Pertemuan tersebut menjadi momentum bagi kedua organisasi pers untuk mendiskusikan kampanye bersama bertajuk “No Tax for Knowledge.”

Delegasi AMSI dipimpin langsung oleh Ketua Umum Wahyu Dhyatmika, didampingi Sekretaris Jenderal Maryadi dan Wenseslaus Manggut. Mereka disambut oleh Ketua Umum PWI Pusat Akhmad Munir beserta jajaran pengurus.

Dalam pertemuan itu, Wahyu Dhyatmika menjelaskan bahwa kampanye No Tax for Knowledge bertujuan mendorong pemerintah mengembalikan kebijakan fiskal yang menopang sektor-sektor penting dalam penyebaran ilmu pengetahuan dan informasi, seperti industri media, penerbitan, percetakan buku, dan institusi pendidikan.

“Tekanan ekonomi yang dialami ekosistem pengetahuan saat ini sudah kritis akibat disrupsi digital. Kondisi ini diperparah karena dukungan fiskal yang pernah diberikan pemerintah kini telah dicabut,” ujar Wahyu.

Ia mencontohkan, pemerintah pernah memberi insentif pajak untuk media, seperti PPh 21 yang ditanggung pemerintah dan potongan pajak kertas pada masa pandemi COVID-19. Namun, kebijakan tersebut kini tidak lagi berlaku.

Menanggapi hal itu, Ketua Umum PWI Pusat Akhmad Munir menyatakan dukungannya terhadap kampanye yang diinisiasi AMSI tersebut.

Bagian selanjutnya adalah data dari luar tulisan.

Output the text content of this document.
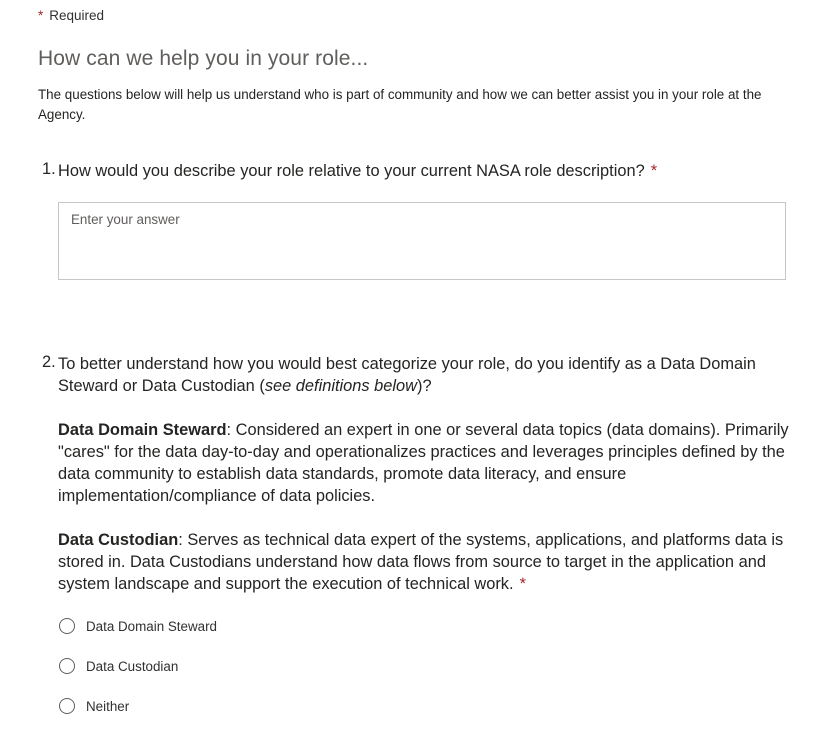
* Required
How can we help you in your role...
The questions below will help us understand who is part of community and how we can better assist you in your role at the Agency.
1. How would you describe your role relative to your current NASA role description? *
Enter your answer
2. To better understand how you would best categorize your role, do you identify as a Data Domain Steward or Data Custodian (see definitions below)?

Data Domain Steward: Considered an expert in one or several data topics (data domains). Primarily "cares" for the data day-to-day and operationalizes practices and leverages principles defined by the data community to establish data standards, promote data literacy, and ensure implementation/compliance of data policies.

Data Custodian: Serves as technical data expert of the systems, applications, and platforms data is stored in. Data Custodians understand how data flows from source to target in the application and system landscape and support the execution of technical work. *

Data Domain Steward
Data Custodian
Neither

“Kami di PWI Pusat sepakat dengan kawan-kawan AMSI. Kondisi pers kita saat ini memang sedang berat, terhimpit dari berbagai sisi,” ungkap Munir.

Ia menegaskan, di bawah kepemimpinannya PWI berkomitmen mendorong ekosistem media yang sehat agar dapat menyajikan informasi yang jujur dan berkualitas kepada publik.

“Menjadi garis ikhtiar PWI juga, agar ekosistem pers dan media kita bisa tumbuh, sehat, serta kuat,” tegas Munir yang juga menjabat sebagai Direktur Utama LKBN Antara.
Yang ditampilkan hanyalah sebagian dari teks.